Government funding and research on SMA: At the same time, the National Institutes of Health (NIH), Centers for Disease Control and Prevention (CDC), and United States Department of Defense (DOD) have also funded research on SMA. The NIH has selected SMA as the disease target for a pilot project in translational research. The selection was based on the facts that SMA:- Offers a high probability for the development of a treatment or cure- Is relatively common- Is a devastating children’s disease - Has no current treatment Current funding for SMA research from the National Institute of Neurological Disease and Stroke (NINDS) is approximately $16M annually. For more information about the NINDS translational research project, please visit the SMA Project website.

What is Spinal Muscular Atrophy with Respiratory Distress (SMARD) and does the SMA Foundation work on this disease?

SMARD and SMA are separate diseases with distinct causes, though the two diseases are characterized by similar symptoms, such as muscle weakness and atrophy. Spinal Muscular Atrophy with Respiratory Distress (SMARD) is a rare neuromuscular disease that results from the absence of, or mutations in, the IGHMBP2 gene, whereas SMA is caused by the absence of, or mutations in, both copies of the SMN1 gene. People with SMARD usually develop initial weakness in distal muscles (muscles furthest from the center of the body, such as those in fingers and toes), unlike patients with SMA, who usually develop weakness in proximal muscles (muscles closest to the center of the body, such as those in the trunk and neck) first. SMARD is also frequently characterized by foot abnormalities and sudden respiratory failure. Although the SMA Foundation focuses solely on the development of treatments for SMN1 gene-associated SMA, there is hope that our research may lead to symptomatic therapies that would also be of help to people living with SMARD.

For additional information about and support for individuals and families with SMARD, we can recommend the following resources:

ClinicalTrials.gov for the latest information on clinical trials
The Jennifer Trust, an SMA patient advocacy and support organization. Their website contains information about SMARD
Peer-reviewed journal publications on SMARD by Grohmann et. al. (2003) and Rudnik-Schoneborn et al (2004)

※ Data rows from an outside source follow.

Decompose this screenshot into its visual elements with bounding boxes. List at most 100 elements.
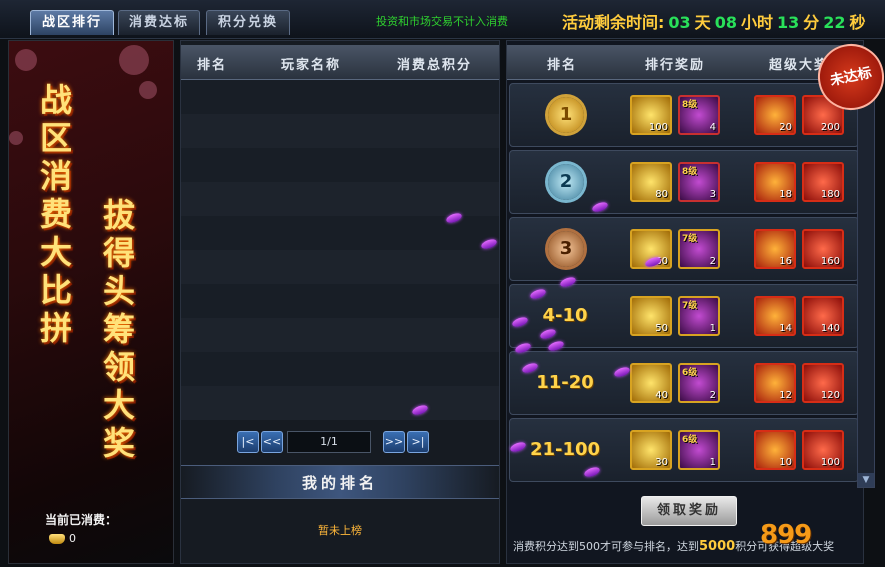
rank-range-label: 11-20 — [536, 372, 594, 393]
timer-seconds-unit: 秒 — [849, 13, 866, 32]
tab-zone-ranking[interactable]: 战区排行 — [30, 10, 114, 35]
red-token-item-icon[interactable]: 160 — [802, 229, 844, 269]
ingot-icon — [49, 534, 65, 544]
skill-book-item-icon[interactable]: 6级 1 — [678, 430, 720, 470]
reward-row-rank-3: 3 60 7级 2 16 160 — [509, 217, 859, 281]
ranking-list-panel: 排名 玩家名称 消费总积分 |< << 1/1 >> >| 我的排名 暂未上榜 — [180, 40, 500, 564]
item-count: 3 — [709, 189, 716, 200]
next-page-button[interactable]: >> — [383, 431, 405, 453]
golden-scroll-item-icon[interactable]: 14 — [754, 296, 796, 336]
my-rank-title: 我的排名 — [301, 474, 378, 492]
reward-row-rank-11-20: 11-20 40 6级 2 12 120 — [509, 351, 859, 415]
golden-scroll-item-icon[interactable]: 10 — [754, 430, 796, 470]
table-row — [181, 148, 499, 182]
item-count: 12 — [779, 390, 792, 401]
item-count: 1 — [709, 323, 716, 334]
rank-range-label: 4-10 — [542, 305, 588, 326]
table-row — [181, 114, 499, 148]
my-rank-value: 暂未上榜 — [318, 524, 362, 537]
skill-book-item-icon[interactable]: 7级 2 — [678, 229, 720, 269]
timer-minutes-unit: 分 — [803, 13, 820, 32]
prev-page-button[interactable]: << — [261, 431, 283, 453]
tab-spending-goal[interactable]: 消费达标 — [118, 10, 200, 35]
timer-hours-unit: 小时 — [740, 13, 773, 32]
banner-title-right: 拔得头筹领大奖 — [102, 196, 135, 462]
gold-leaf-item-icon[interactable]: 80 — [630, 162, 672, 202]
item-level-tag: 7级 — [682, 234, 698, 244]
column-rank: 排名 — [547, 58, 578, 73]
blossom-decoration — [9, 131, 23, 145]
golden-scroll-item-icon[interactable]: 18 — [754, 162, 796, 202]
golden-scroll-item-icon[interactable]: 20 — [754, 95, 796, 135]
skill-book-item-icon[interactable]: 6级 2 — [678, 363, 720, 403]
rank-range-label: 21-100 — [529, 439, 601, 460]
timer-days: 03 — [668, 13, 691, 32]
red-token-item-icon[interactable]: 120 — [802, 363, 844, 403]
item-count: 4 — [709, 122, 716, 133]
item-count: 180 — [820, 189, 840, 200]
spent-value: 0 — [69, 532, 76, 545]
claim-reward-button[interactable]: 领取奖励 — [641, 496, 737, 526]
timer-days-unit: 天 — [694, 13, 711, 32]
first-page-button[interactable]: |< — [237, 431, 259, 453]
spending-notice: 投资和市场交易不计入消费 — [376, 15, 508, 28]
table-row — [181, 80, 499, 114]
item-level-tag: 7级 — [682, 301, 698, 311]
rewards-panel: 排名 排行奖励 超级大奖 1 100 8级 4 20 200 2 80 8级 3 1… — [506, 40, 864, 564]
timer-hours: 08 — [714, 13, 737, 32]
skill-book-item-icon[interactable]: 8级 4 — [678, 95, 720, 135]
item-count: 16 — [779, 256, 792, 267]
item-count: 20 — [779, 122, 792, 133]
silver-medal-icon: 2 — [548, 164, 584, 200]
golden-scroll-item-icon[interactable]: 16 — [754, 229, 796, 269]
site-watermark-logo: 899 — [760, 520, 812, 550]
rewards-scrollbar[interactable]: ▲ ▼ — [857, 82, 875, 488]
red-token-item-icon[interactable]: 180 — [802, 162, 844, 202]
column-rank-reward: 排行奖励 — [645, 58, 706, 73]
ranking-table-header: 排名 玩家名称 消费总积分 — [181, 45, 499, 80]
note-highlight: 5000 — [699, 539, 736, 554]
page-indicator: 1/1 — [287, 431, 371, 453]
last-page-button[interactable]: >| — [407, 431, 429, 453]
tab-points-exchange[interactable]: 积分兑换 — [206, 10, 290, 35]
golden-scroll-item-icon[interactable]: 12 — [754, 363, 796, 403]
red-token-item-icon[interactable]: 100 — [802, 430, 844, 470]
table-row — [181, 182, 499, 216]
item-count: 100 — [820, 457, 840, 468]
item-level-tag: 6级 — [682, 435, 698, 445]
item-level-tag: 6级 — [682, 368, 698, 378]
event-timer: 活动剩余时间: 03 天 08 小时 13 分 22 秒 — [562, 9, 866, 33]
item-level-tag: 8级 — [682, 100, 698, 110]
timer-seconds: 22 — [823, 13, 846, 32]
table-row — [181, 352, 499, 386]
gold-leaf-item-icon[interactable]: 50 — [630, 296, 672, 336]
gold-leaf-item-icon[interactable]: 100 — [630, 95, 672, 135]
gold-medal-icon: 1 — [548, 97, 584, 133]
column-player-name: 玩家名称 — [281, 58, 342, 73]
note-prefix: 消费积分达到500才可参与排名，达到 — [513, 540, 699, 553]
skill-book-item-icon[interactable]: 7级 1 — [678, 296, 720, 336]
table-row — [181, 386, 499, 420]
table-row — [181, 318, 499, 352]
reward-row-rank-21-100: 21-100 30 6级 1 10 100 — [509, 418, 859, 482]
reward-row-rank-4-10: 4-10 50 7级 1 14 140 — [509, 284, 859, 348]
item-count: 80 — [655, 189, 668, 200]
bronze-medal-icon: 3 — [548, 231, 584, 267]
red-token-item-icon[interactable]: 140 — [802, 296, 844, 336]
item-count: 18 — [779, 189, 792, 200]
skill-book-item-icon[interactable]: 8级 3 — [678, 162, 720, 202]
rewards-table-header: 排名 排行奖励 超级大奖 — [507, 45, 863, 80]
item-count: 200 — [820, 122, 840, 133]
table-row — [181, 250, 499, 284]
blossom-decoration — [15, 49, 37, 71]
event-banner: 战区消费大比拼 拔得头筹领大奖 当前已消费： 0 — [8, 40, 174, 564]
gold-leaf-item-icon[interactable]: 40 — [630, 363, 672, 403]
spent-label: 当前已消费： — [45, 513, 118, 527]
item-count: 14 — [779, 323, 792, 334]
scroll-down-icon[interactable]: ▼ — [858, 473, 874, 487]
gold-leaf-item-icon[interactable]: 30 — [630, 430, 672, 470]
reward-row-rank-1: 1 100 8级 4 20 200 — [509, 83, 859, 147]
top-bar: 战区排行 消费达标 积分兑换 投资和市场交易不计入消费 活动剩余时间: 03 天 08… — [0, 0, 885, 39]
column-rank: 排名 — [197, 58, 228, 73]
item-count: 140 — [820, 323, 840, 334]
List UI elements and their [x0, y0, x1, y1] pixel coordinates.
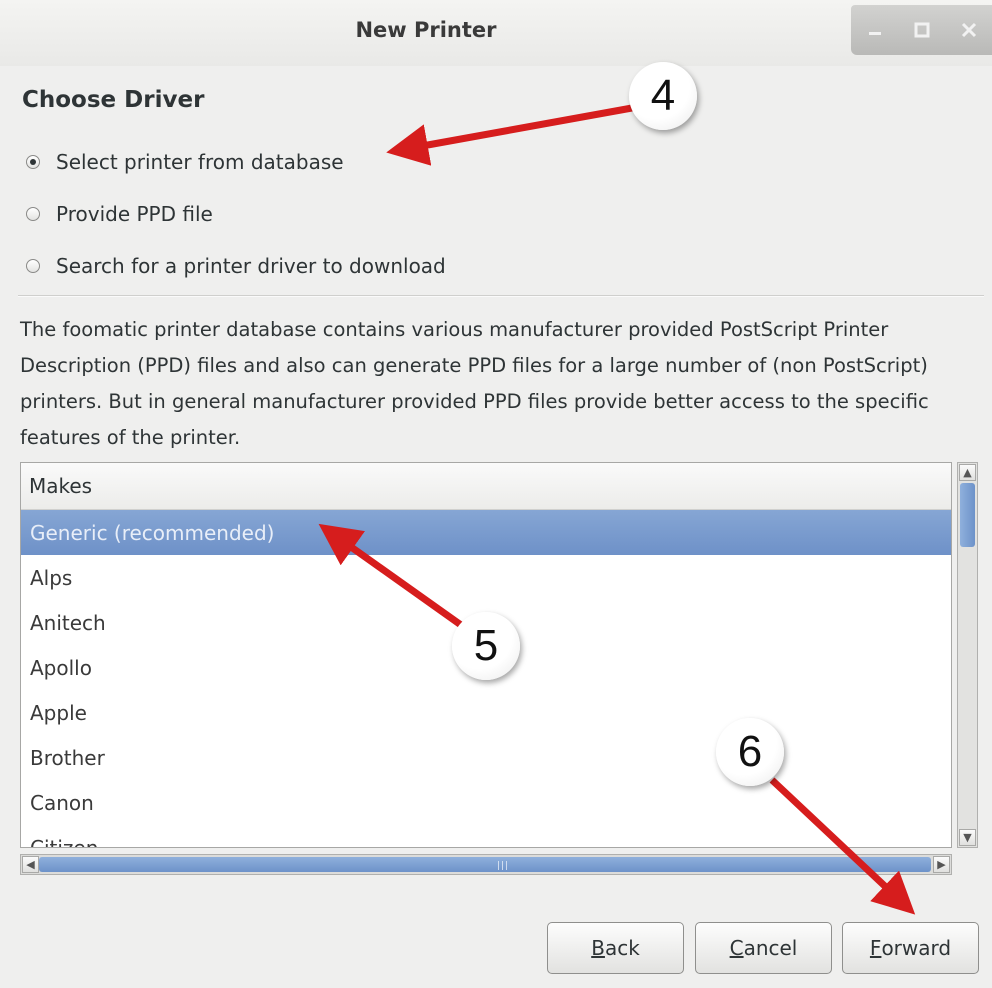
title-bar[interactable]: New Printer [0, 0, 992, 66]
forward-button[interactable]: Forward [842, 922, 979, 974]
radio-indicator[interactable] [26, 259, 40, 273]
window-title: New Printer [355, 18, 497, 42]
scroll-left-icon[interactable]: ◀ [22, 856, 39, 873]
makes-column-header[interactable]: Makes [21, 463, 951, 510]
separator [18, 295, 984, 297]
scroll-up-icon[interactable]: ▲ [959, 464, 976, 481]
close-icon [961, 22, 976, 38]
radio-provide-ppd-file[interactable]: Provide PPD file [26, 199, 213, 229]
scroll-down-icon[interactable]: ▼ [959, 829, 976, 846]
minimize-button[interactable] [857, 12, 893, 48]
radio-select-from-database[interactable]: Select printer from database [26, 147, 344, 177]
radio-label: Select printer from database [56, 150, 344, 174]
radio-indicator[interactable] [26, 155, 40, 169]
radio-indicator[interactable] [26, 207, 40, 221]
section-heading: Choose Driver [22, 87, 205, 113]
radio-search-driver-download[interactable]: Search for a printer driver to download [26, 251, 446, 281]
callout-4: 4 [629, 62, 697, 130]
maximize-icon [914, 22, 929, 38]
mnemonic-letter: B [591, 936, 605, 960]
list-item-apple[interactable]: Apple [21, 690, 951, 735]
horizontal-scroll-thumb[interactable]: ||| [39, 857, 931, 872]
scroll-right-icon[interactable]: ▶ [933, 856, 950, 873]
mnemonic-letter: C [729, 936, 744, 960]
back-button[interactable]: Back [547, 922, 684, 974]
list-item-alps[interactable]: Alps [21, 555, 951, 600]
cancel-button[interactable]: Cancel [695, 922, 832, 974]
radio-label: Search for a printer driver to download [56, 254, 446, 278]
maximize-button[interactable] [904, 12, 940, 48]
callout-6: 6 [716, 718, 784, 786]
radio-label: Provide PPD file [56, 202, 213, 226]
button-label-rest: orward [881, 936, 952, 960]
mnemonic-letter: F [869, 936, 882, 960]
vertical-scroll-thumb[interactable] [960, 483, 975, 547]
list-item-brother[interactable]: Brother [21, 735, 951, 780]
window-controls [851, 5, 992, 55]
list-item-canon[interactable]: Canon [21, 780, 951, 825]
list-item-generic[interactable]: Generic (recommended) [21, 510, 951, 555]
callout-5: 5 [452, 612, 520, 680]
new-printer-dialog: New Printer Choose Driver Select printer… [0, 0, 992, 988]
list-item-citizen[interactable]: Citizen [21, 825, 951, 848]
minimize-icon [868, 32, 881, 35]
button-label-rest: ack [604, 936, 640, 960]
driver-description: The foomatic printer database contains v… [20, 318, 929, 449]
horizontal-scrollbar[interactable]: ◀ ||| ▶ [20, 854, 952, 875]
grip-icon: ||| [497, 861, 510, 871]
close-button[interactable] [951, 12, 987, 48]
vertical-scrollbar[interactable]: ▲ ▼ [957, 462, 978, 848]
button-label-rest: ancel [743, 936, 798, 960]
arrow-4 [386, 104, 633, 166]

What is Spinal and Bulbar Muscular Atrophy (Kennedy’s Disease), and does the SMA Foundation work on this disease?

Although Spinal and Bulbar Muscular Atrophy and Spinal Muscular Atrophy are both neuromuscular diseases and share certain symptoms, they are separate diseases with distinct causes. Symptoms of Spinal and Bulbar Muscular Atrophy, also known as Kennedy’s Disease, include muscle weakness and wasting and, occasionally, sensory and endocrine disturbances. Unlike SMA, which is caused by deletions or defects in both copies of the SMN1 gene, Kennedy’s Disease is caused by a recessive mutation on the X chromosome. Although our work at the SMA Foundation focuses solely on the development of treatments for SMN1 gene-associated SMA, there is hope that our research may lead to symptomatic therapies that would also be of help to people living with Kennedy’s Disease.

For additional information about, and support for, individuals and families with Kennedy’s Disease, we recommend the following resources:

ClinicalTrials.gov for the latest information on clinical trials.
Kennedy’s Disease Association, a patient advocacy group.
Peer-reviewed journal publications on Kennedy’s disease by Suzuki et al (2009) and Finsterer (2009).